The Minotaur dropped his ax and spoke like calmly and sounded like a man, “Pasiphae, has sent you here. You better be telling the truth when you use her name.”
Typhon nodded his head, “Yes, she wishes you safe passage from here. Your strength and anger is caused our land to shake. She wishes you realized from here. You may walk out of here with me and my men. You have clearly bested us in battle, but it is only with us walking out with you that you can be released from the labyrinth.”
The Minotaur thought deeply. “Let’s go. If you are lying you know I will kill you.”
Typhon nodded, “I do.”
All twenty men emerged from the labyrinth, and followed the Minotaur up the mountain to the village.
Pasiphae saw the men coming and waited.

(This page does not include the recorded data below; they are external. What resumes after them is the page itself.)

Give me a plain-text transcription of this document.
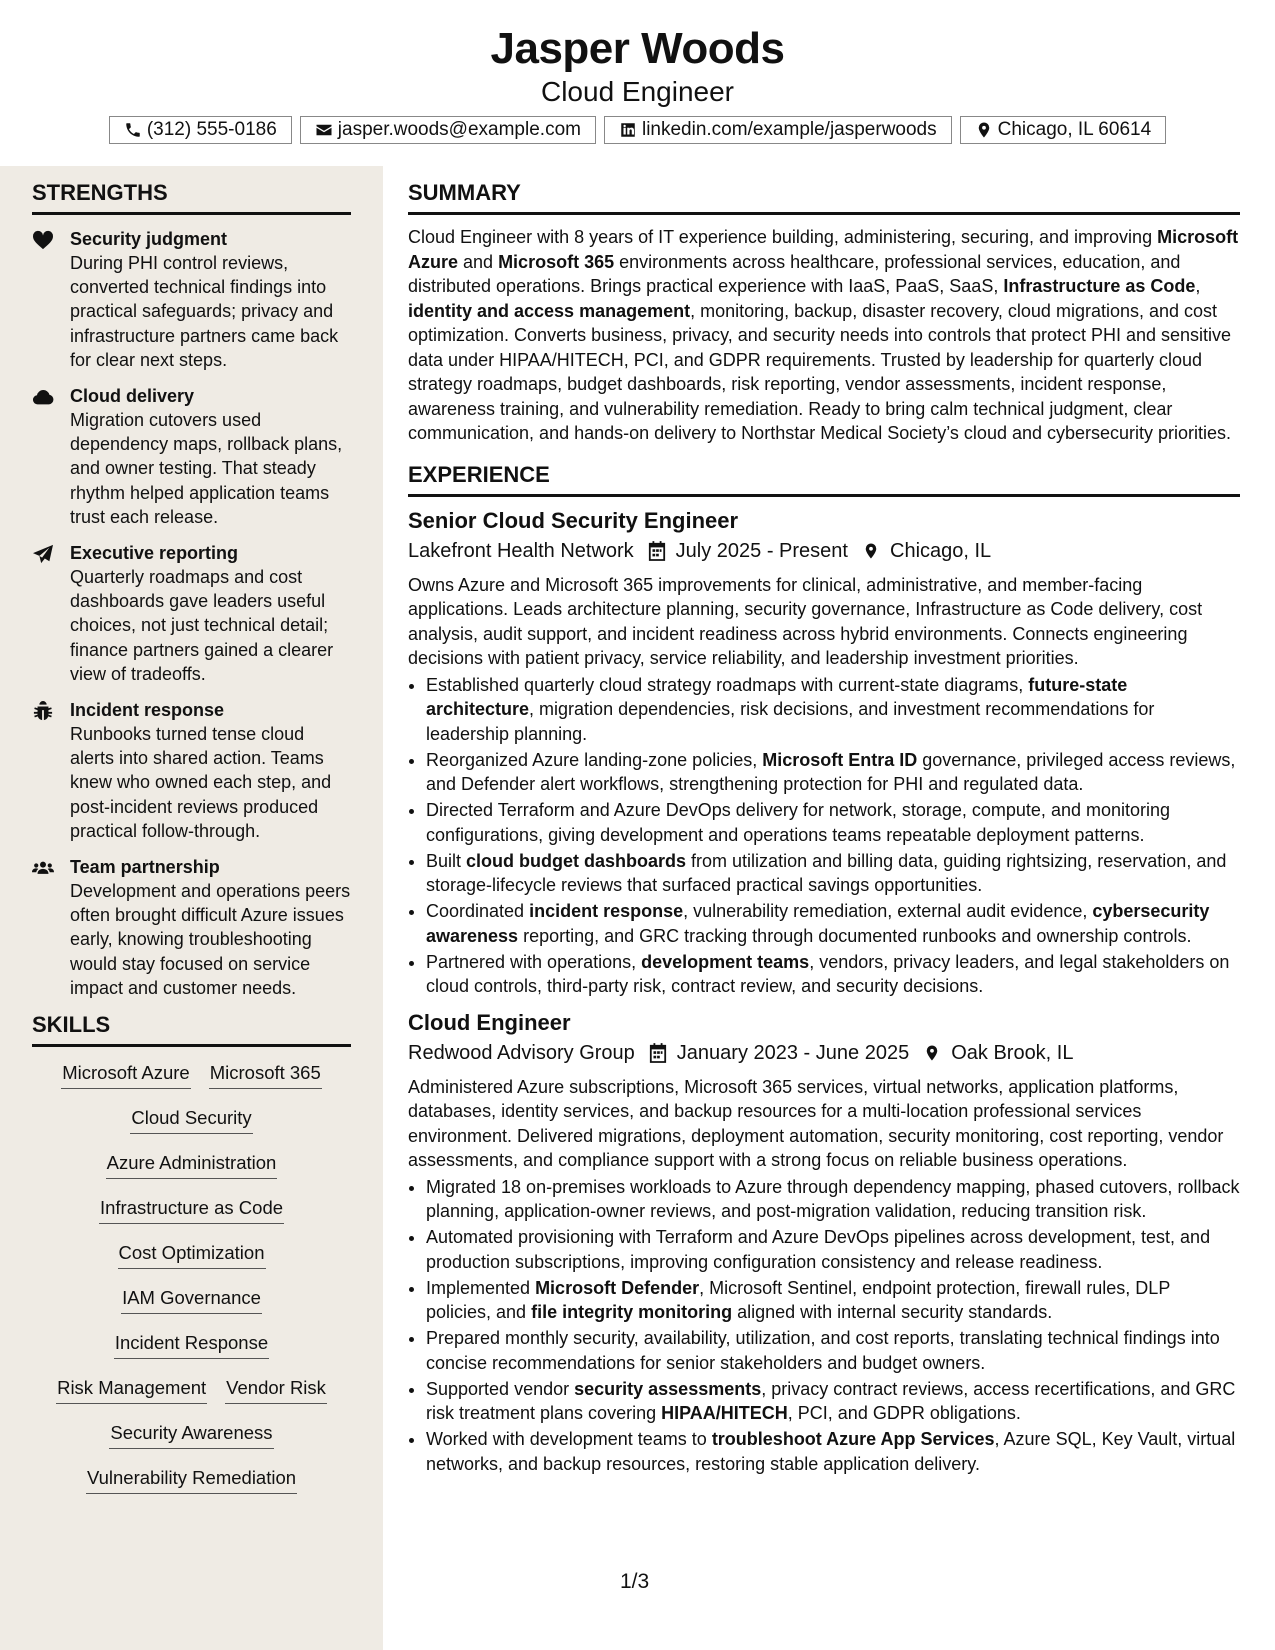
Jasper Woods
Cloud Engineer
(312) 555-0186	jasper.woods@example.com	linkedin.com/example/jasperwoods	Chicago, IL 60614
STRENGTHS
Security judgment
During PHI control reviews, converted technical findings into practical safeguards; privacy and infrastructure partners came back for clear next steps.
Cloud delivery
Migration cutovers used dependency maps, rollback plans, and owner testing. That steady rhythm helped application teams trust each release.
Executive reporting
Quarterly roadmaps and cost dashboards gave leaders useful choices, not just technical detail; finance partners gained a clearer view of tradeoffs.
Incident response
Runbooks turned tense cloud alerts into shared action. Teams knew who owned each step, and post-incident reviews produced practical follow-through.
Team partnership
Development and operations peers often brought difficult Azure issues early, knowing troubleshooting would stay focused on service impact and customer needs.
SKILLS
Microsoft Azure Microsoft 365
Cloud Security
Azure Administration
Infrastructure as Code
Cost Optimization
IAM Governance
Incident Response
Risk Management Vendor Risk
Security Awareness
Vulnerability Remediation
SUMMARY
Cloud Engineer with 8 years of IT experience building, administering, securing, and improving Microsoft Azure and Microsoft 365 environments across healthcare, professional services, education, and distributed operations. Brings practical experience with IaaS, PaaS, SaaS, Infrastructure as Code, identity and access management, monitoring, backup, disaster recovery, cloud migrations, and cost optimization. Converts business, privacy, and security needs into controls that protect PHI and sensitive data under HIPAA/HITECH, PCI, and GDPR requirements. Trusted by leadership for quarterly cloud strategy roadmaps, budget dashboards, risk reporting, vendor assessments, incident response, awareness training, and vulnerability remediation. Ready to bring calm technical judgment, clear communication, and hands-on delivery to Northstar Medical Society’s cloud and cybersecurity priorities.
EXPERIENCE
Senior Cloud Security Engineer
Lakefront Health Network July 2025 - Present Chicago, IL
Owns Azure and Microsoft 365 improvements for clinical, administrative, and member-facing applications. Leads architecture planning, security governance, Infrastructure as Code delivery, cost analysis, audit support, and incident readiness across hybrid environments. Connects engineering decisions with patient privacy, service reliability, and leadership investment priorities.
• Established quarterly cloud strategy roadmaps with current-state diagrams, future-state architecture, migration dependencies, risk decisions, and investment recommendations for leadership planning.
• Reorganized Azure landing-zone policies, Microsoft Entra ID governance, privileged access reviews, and Defender alert workflows, strengthening protection for PHI and regulated data.
• Directed Terraform and Azure DevOps delivery for network, storage, compute, and monitoring configurations, giving development and operations teams repeatable deployment patterns.
• Built cloud budget dashboards from utilization and billing data, guiding rightsizing, reservation, and storage-lifecycle reviews that surfaced practical savings opportunities.
• Coordinated incident response, vulnerability remediation, external audit evidence, cybersecurity awareness reporting, and GRC tracking through documented runbooks and ownership controls.
• Partnered with operations, development teams, vendors, privacy leaders, and legal stakeholders on cloud controls, third-party risk, contract review, and security decisions.
Cloud Engineer
Redwood Advisory Group January 2023 - June 2025 Oak Brook, IL
Administered Azure subscriptions, Microsoft 365 services, virtual networks, application platforms, databases, identity services, and backup resources for a multi-location professional services environment. Delivered migrations, deployment automation, security monitoring, cost reporting, vendor assessments, and compliance support with a strong focus on reliable business operations.
• Migrated 18 on-premises workloads to Azure through dependency mapping, phased cutovers, rollback planning, application-owner reviews, and post-migration validation, reducing transition risk.
• Automated provisioning with Terraform and Azure DevOps pipelines across development, test, and production subscriptions, improving configuration consistency and release readiness.
• Implemented Microsoft Defender, Microsoft Sentinel, endpoint protection, firewall rules, DLP policies, and file integrity monitoring aligned with internal security standards.
• Prepared monthly security, availability, utilization, and cost reports, translating technical findings into concise recommendations for senior stakeholders and budget owners.
• Supported vendor security assessments, privacy contract reviews, access recertifications, and GRC risk treatment plans covering HIPAA/HITECH, PCI, and GDPR obligations.
• Worked with development teams to troubleshoot Azure App Services, Azure SQL, Key Vault, virtual networks, and backup resources, restoring stable application delivery.
1/3
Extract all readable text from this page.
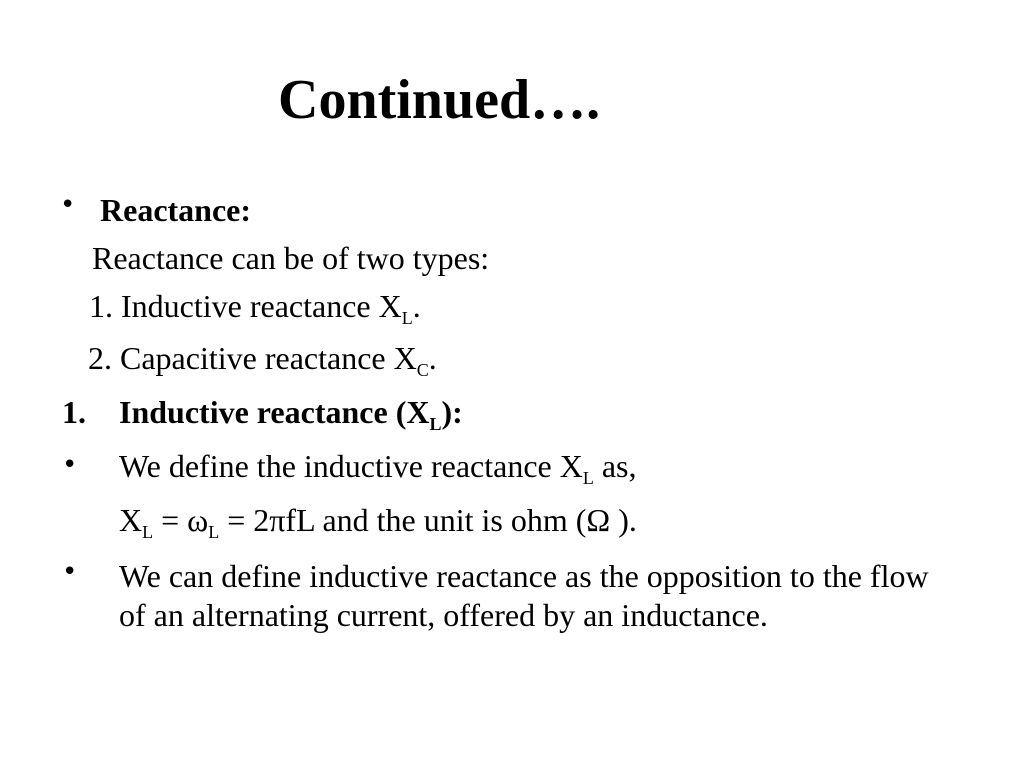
Continued….
• Reactance:
Reactance can be of two types:
1. Inductive reactance $X_L$.
2. Capacitive reactance $X_C$.
1. Inductive reactance $(X_L)$:
• We define the inductive reactance $X_L$ as,
$X_L = \omega_L = 2\pi fL$ and the unit is ohm (Ω ).
• We can define inductive reactance as the opposition to the flow of an alternating current, offered by an inductance.
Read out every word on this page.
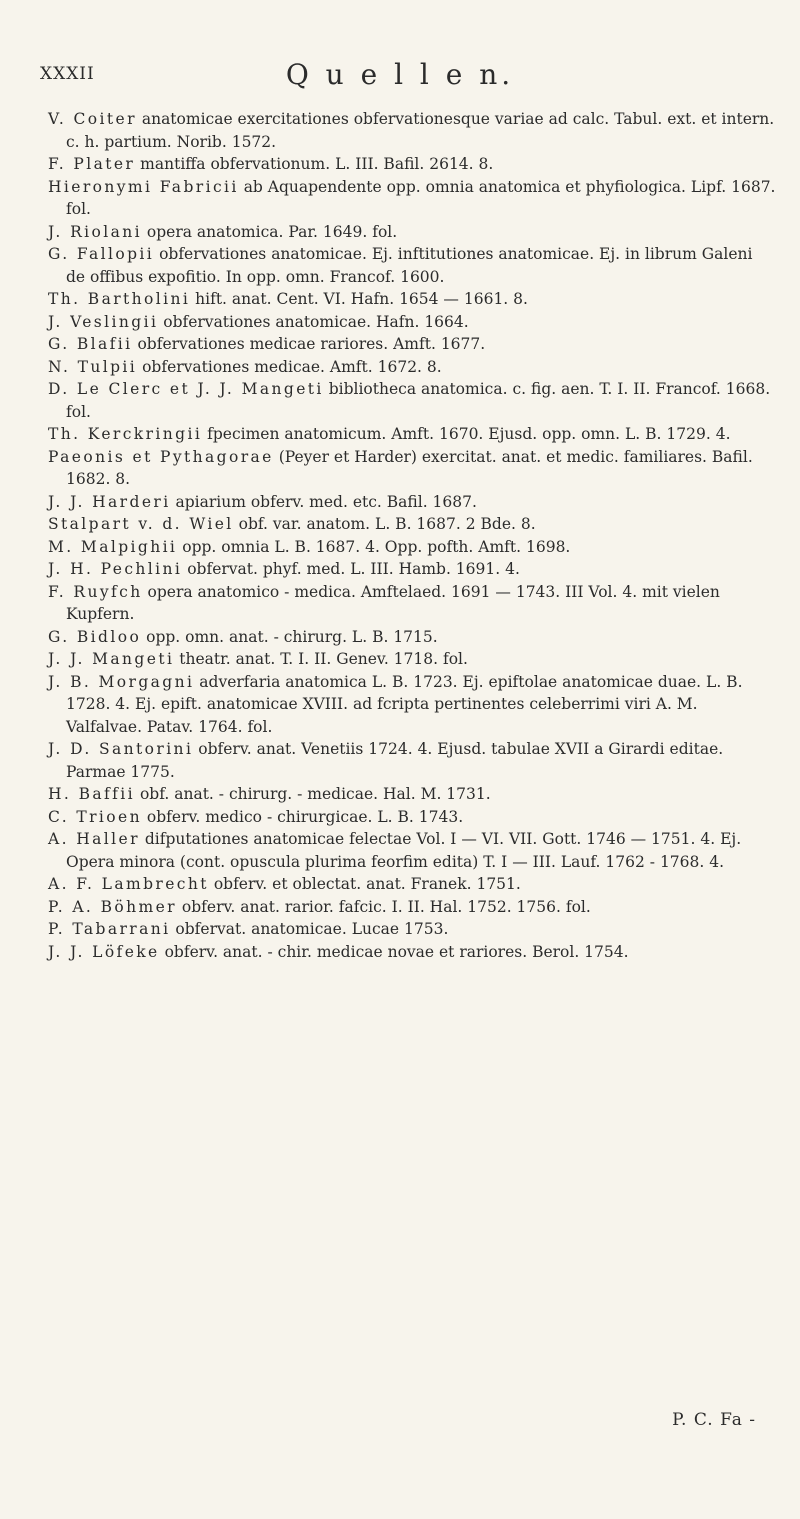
XXXII	Q u e l l e n.

V. Coiter anatomicae exercitationes obfervationesque variae ad calc. Tabul. ext. et intern. c. h. partium. Norib. 1572.

F. Plater mantiffa obfervationum. L. III. Bafil. 2614. 8.

Hieronymi Fabricii ab Aquapendente opp. omnia anatomica et phyfiologica. Lipf. 1687. fol.

J. Riolani opera anatomica. Par. 1649. fol.

G. Fallopii obfervationes anatomicae. Ej. inftitutiones anatomicae. Ej. in librum Galeni de offibus expofitio. In opp. omn. Francof. 1600.

Th. Bartholini hift. anat. Cent. VI. Hafn. 1654 — 1661. 8.

J. Veslingii obfervationes anatomicae. Hafn. 1664.

G. Blafii obfervationes medicae rariores. Amft. 1677.

N. Tulpii obfervationes medicae. Amft. 1672. 8.

D. Le Clerc et J. J. Mangeti bibliotheca anatomica. c. fig. aen. T. I. II. Francof. 1668. fol.

Th. Kerckringii fpecimen anatomicum. Amft. 1670. Ejusd. opp. omn. L. B. 1729. 4.

Paeonis et Pythagorae (Peyer et Harder) exercitat. anat. et medic. familiares. Bafil. 1682. 8.

J. J. Harderi apiarium obferv. med. etc. Bafil. 1687.

Stalpart v. d. Wiel obf. var. anatom. L. B. 1687. 2 Bde. 8.

M. Malpighii opp. omnia L. B. 1687. 4. Opp. pofth. Amft. 1698.

J. H. Pechlini obfervat. phyf. med. L. III. Hamb. 1691. 4.

F. Ruyfch opera anatomico - medica. Amftelaed. 1691 — 1743. III Vol. 4. mit vielen Kupfern.

G. Bidloo opp. omn. anat. - chirurg. L. B. 1715.

J. J. Mangeti theatr. anat. T. I. II. Genev. 1718. fol.

J. B. Morgagni adverfaria anatomica L. B. 1723. Ej. epiftolae anatomicae duae. L. B. 1728. 4. Ej. epift. anatomicae XVIII. ad fcripta pertinentes celeberrimi viri A. M. Valfalvae. Patav. 1764. fol.

J. D. Santorini obferv. anat. Venetiis 1724. 4. Ejusd. tabulae XVII a Girardi editae. Parmae 1775.

H. Baffii obf. anat. - chirurg. - medicae. Hal. M. 1731.

C. Trioen obferv. medico - chirurgicae. L. B. 1743.

A. Haller difputationes anatomicae felectae Vol. I — VI. VII. Gott. 1746 — 1751. 4. Ej. Opera minora (cont. opuscula plurima feorfim edita) T. I — III. Lauf. 1762 - 1768. 4.

A. F. Lambrecht obferv. et oblectat. anat. Franek. 1751.

P. A. Böhmer obferv. anat. rarior. fafcic. I. II. Hal. 1752. 1756. fol.

P. Tabarrani obfervat. anatomicae. Lucae 1753.

J. J. Löfeke obferv. anat. - chir. medicae novae et rariores. Berol. 1754.

P. C. Fa -
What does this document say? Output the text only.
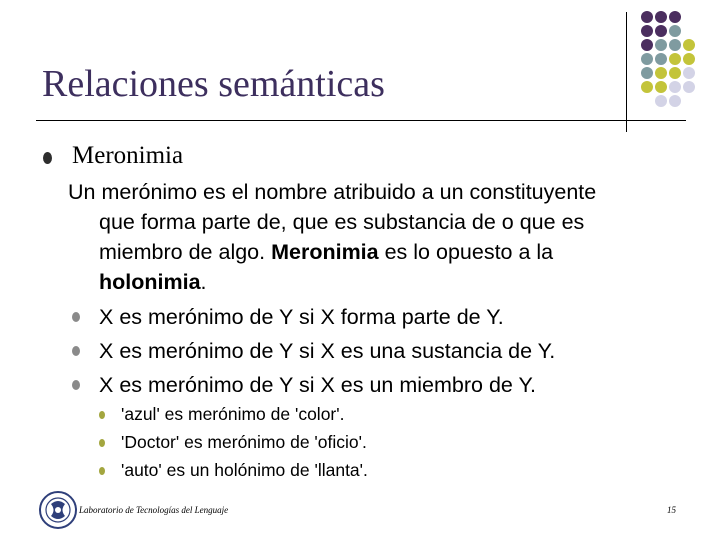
Relaciones semánticas
Meronimia
Un merónimo es el nombre atribuido a un constituyente
que forma parte de, que es substancia de o que es
miembro de algo. Meronimia es lo opuesto a la
holonimia.
X es merónimo de Y si X forma parte de Y.
X es merónimo de Y si X es una sustancia de Y.
X es merónimo de Y si X es un miembro de Y.
'azul' es merónimo de 'color'.
'Doctor' es merónimo de 'oficio'.
'auto' es un holónimo de 'llanta'.
Laboratorio de Tecnologías del Lenguaje	15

The men and the Minotaur approached her.
Typhon spoke, “My queen, we have brought the Minotaur back as you have requested. And he is unharmed. But I cannot say that about all my men. He put up a valiant battle.”
Pasiphae stood and stared at the huge beast, a tear form out of her eye. “Yes, I know he can fight.”
The Minotaur knelt down, and spoke, “Mother, thank you for releasing me.”
The men in shock looked at each other.
“I’ve heard your cries my child,” Pasiphae replied.
“Mother, I will serve you.”
“My child, I need you to protect us.”
The Minotaur looked up. “Mother?”
“A battle is coming my son. Now is the time. Your skills were honed deep in the labyrinth. Let your anger run free in service of me.”
The Minotaur stood tall. “Yes, mother I will be your Minotaur Warrior.”
Pasiphae stood tall, “I know you will be great. Now full fill your destiny.”